Monday, December 18, 2006
Secrets of Nuns Revealed
I don't get very far in the newspaper on any given day. I start with the obituaries, as I have mentioned, then I read the editorial section, which gives me a pretty good overview of what's going on. Then I start in with the front page to we know what to pray for. I never have to read very far for that!
So it's unusual that I would get deep enough into the newspaper to stumble across the story of how some scientists took a bunch of college students and blinded folded them and muffed their ears, then put down a scent of chocolate something or another and made them get down on all fours and track the scent like a bunch of bloodhounds. Turns out, they were very good at it. Very good indeed. No one failed, even when the course zig zagged or split. Turns out the students all used the same technique a bloodhound does, moving their heads back and forth across the scent path. (Their ears and the folds of their faces did not help them. Maybe when they get older. You know your ears keep growing. Some of you know all about the folds.)
I would have liked to have seen that!
The scientists came to the conclusion that if people have to use their noses like a bloodhound they can. They need both nostrils to do it. If one is blocked up, people can't find a bird in a barrel. Nothing tastes good either, if you can't smell it. The test subjects couldn't tell beef from chicken. Everything didn't even taste like chicken. Finally!

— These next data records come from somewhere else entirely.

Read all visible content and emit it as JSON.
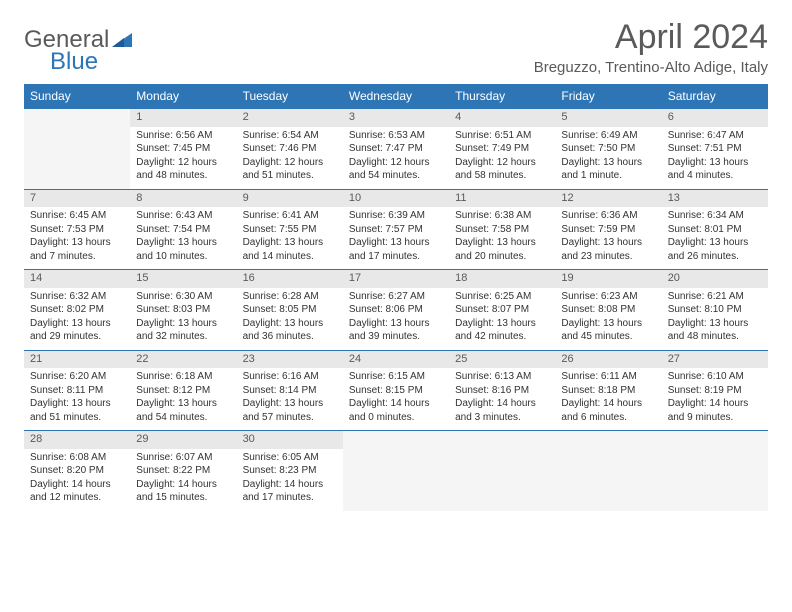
{
  "brand": {
    "word1": "General",
    "word2": "Blue"
  },
  "title": "April 2024",
  "location": "Breguzzo, Trentino-Alto Adige, Italy",
  "colors": {
    "header_bg": "#2e75b6",
    "header_text": "#ffffff",
    "daynum_bg": "#e8e8e8",
    "border_top": "#2e75b6",
    "text": "#333333",
    "muted": "#5a5a5a",
    "empty_bg": "#f5f5f5"
  },
  "font": {
    "family": "Arial",
    "title_size": 34,
    "cell_size": 10,
    "header_size": 12
  },
  "dayHeaders": [
    "Sunday",
    "Monday",
    "Tuesday",
    "Wednesday",
    "Thursday",
    "Friday",
    "Saturday"
  ],
  "weeks": [
    [
      null,
      {
        "n": "1",
        "sr": "Sunrise: 6:56 AM",
        "ss": "Sunset: 7:45 PM",
        "d1": "Daylight: 12 hours",
        "d2": "and 48 minutes."
      },
      {
        "n": "2",
        "sr": "Sunrise: 6:54 AM",
        "ss": "Sunset: 7:46 PM",
        "d1": "Daylight: 12 hours",
        "d2": "and 51 minutes."
      },
      {
        "n": "3",
        "sr": "Sunrise: 6:53 AM",
        "ss": "Sunset: 7:47 PM",
        "d1": "Daylight: 12 hours",
        "d2": "and 54 minutes."
      },
      {
        "n": "4",
        "sr": "Sunrise: 6:51 AM",
        "ss": "Sunset: 7:49 PM",
        "d1": "Daylight: 12 hours",
        "d2": "and 58 minutes."
      },
      {
        "n": "5",
        "sr": "Sunrise: 6:49 AM",
        "ss": "Sunset: 7:50 PM",
        "d1": "Daylight: 13 hours",
        "d2": "and 1 minute."
      },
      {
        "n": "6",
        "sr": "Sunrise: 6:47 AM",
        "ss": "Sunset: 7:51 PM",
        "d1": "Daylight: 13 hours",
        "d2": "and 4 minutes."
      }
    ],
    [
      {
        "n": "7",
        "sr": "Sunrise: 6:45 AM",
        "ss": "Sunset: 7:53 PM",
        "d1": "Daylight: 13 hours",
        "d2": "and 7 minutes."
      },
      {
        "n": "8",
        "sr": "Sunrise: 6:43 AM",
        "ss": "Sunset: 7:54 PM",
        "d1": "Daylight: 13 hours",
        "d2": "and 10 minutes."
      },
      {
        "n": "9",
        "sr": "Sunrise: 6:41 AM",
        "ss": "Sunset: 7:55 PM",
        "d1": "Daylight: 13 hours",
        "d2": "and 14 minutes."
      },
      {
        "n": "10",
        "sr": "Sunrise: 6:39 AM",
        "ss": "Sunset: 7:57 PM",
        "d1": "Daylight: 13 hours",
        "d2": "and 17 minutes."
      },
      {
        "n": "11",
        "sr": "Sunrise: 6:38 AM",
        "ss": "Sunset: 7:58 PM",
        "d1": "Daylight: 13 hours",
        "d2": "and 20 minutes."
      },
      {
        "n": "12",
        "sr": "Sunrise: 6:36 AM",
        "ss": "Sunset: 7:59 PM",
        "d1": "Daylight: 13 hours",
        "d2": "and 23 minutes."
      },
      {
        "n": "13",
        "sr": "Sunrise: 6:34 AM",
        "ss": "Sunset: 8:01 PM",
        "d1": "Daylight: 13 hours",
        "d2": "and 26 minutes."
      }
    ],
    [
      {
        "n": "14",
        "sr": "Sunrise: 6:32 AM",
        "ss": "Sunset: 8:02 PM",
        "d1": "Daylight: 13 hours",
        "d2": "and 29 minutes."
      },
      {
        "n": "15",
        "sr": "Sunrise: 6:30 AM",
        "ss": "Sunset: 8:03 PM",
        "d1": "Daylight: 13 hours",
        "d2": "and 32 minutes."
      },
      {
        "n": "16",
        "sr": "Sunrise: 6:28 AM",
        "ss": "Sunset: 8:05 PM",
        "d1": "Daylight: 13 hours",
        "d2": "and 36 minutes."
      },
      {
        "n": "17",
        "sr": "Sunrise: 6:27 AM",
        "ss": "Sunset: 8:06 PM",
        "d1": "Daylight: 13 hours",
        "d2": "and 39 minutes."
      },
      {
        "n": "18",
        "sr": "Sunrise: 6:25 AM",
        "ss": "Sunset: 8:07 PM",
        "d1": "Daylight: 13 hours",
        "d2": "and 42 minutes."
      },
      {
        "n": "19",
        "sr": "Sunrise: 6:23 AM",
        "ss": "Sunset: 8:08 PM",
        "d1": "Daylight: 13 hours",
        "d2": "and 45 minutes."
      },
      {
        "n": "20",
        "sr": "Sunrise: 6:21 AM",
        "ss": "Sunset: 8:10 PM",
        "d1": "Daylight: 13 hours",
        "d2": "and 48 minutes."
      }
    ],
    [
      {
        "n": "21",
        "sr": "Sunrise: 6:20 AM",
        "ss": "Sunset: 8:11 PM",
        "d1": "Daylight: 13 hours",
        "d2": "and 51 minutes."
      },
      {
        "n": "22",
        "sr": "Sunrise: 6:18 AM",
        "ss": "Sunset: 8:12 PM",
        "d1": "Daylight: 13 hours",
        "d2": "and 54 minutes."
      },
      {
        "n": "23",
        "sr": "Sunrise: 6:16 AM",
        "ss": "Sunset: 8:14 PM",
        "d1": "Daylight: 13 hours",
        "d2": "and 57 minutes."
      },
      {
        "n": "24",
        "sr": "Sunrise: 6:15 AM",
        "ss": "Sunset: 8:15 PM",
        "d1": "Daylight: 14 hours",
        "d2": "and 0 minutes."
      },
      {
        "n": "25",
        "sr": "Sunrise: 6:13 AM",
        "ss": "Sunset: 8:16 PM",
        "d1": "Daylight: 14 hours",
        "d2": "and 3 minutes."
      },
      {
        "n": "26",
        "sr": "Sunrise: 6:11 AM",
        "ss": "Sunset: 8:18 PM",
        "d1": "Daylight: 14 hours",
        "d2": "and 6 minutes."
      },
      {
        "n": "27",
        "sr": "Sunrise: 6:10 AM",
        "ss": "Sunset: 8:19 PM",
        "d1": "Daylight: 14 hours",
        "d2": "and 9 minutes."
      }
    ],
    [
      {
        "n": "28",
        "sr": "Sunrise: 6:08 AM",
        "ss": "Sunset: 8:20 PM",
        "d1": "Daylight: 14 hours",
        "d2": "and 12 minutes."
      },
      {
        "n": "29",
        "sr": "Sunrise: 6:07 AM",
        "ss": "Sunset: 8:22 PM",
        "d1": "Daylight: 14 hours",
        "d2": "and 15 minutes."
      },
      {
        "n": "30",
        "sr": "Sunrise: 6:05 AM",
        "ss": "Sunset: 8:23 PM",
        "d1": "Daylight: 14 hours",
        "d2": "and 17 minutes."
      },
      null,
      null,
      null,
      null
    ]
  ]
}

This information might come in handy if you have a wedding to pay for. If you can just think of a way to block the guests noses before the reception, you could save a bundle serving up hash shaped like fillet mignon. No one would be the wiser.
I wish someone had a video tape of those students tracking the scent through the weeds on all fours! Boy, would I love to see that!
Don't start complaining about scientific research and the money that is wasted! The Army paid for it. They want to figure out how the nose works so they can make a robot nose to sniff out land mines. At least that's what they said. Who knows what they want to sniff out, really?
By the way, the bloodhound was invented by St. Hubert, that patron saint of hunters and metalworkers. St. Hubert was an avid hunter. One day while hunting he heard a voice tell him hunting was a big fat waste of time when there were souls to be saved. A deer appeared in the woods with a crucifix between it's antlers. St. Hubert took the message seriously. He was especially good at talking pagans into melting down their idols, which is why he is the patron saint of metal workers. And some where in there he invented bloodhounds, who are especially good at tracking because they store scents in the folds of their faces, giving peach faced college students a run for their money.
You should personally be happy about this research because it will answer an age old question about how Sister knew you were talking even though her back was turned.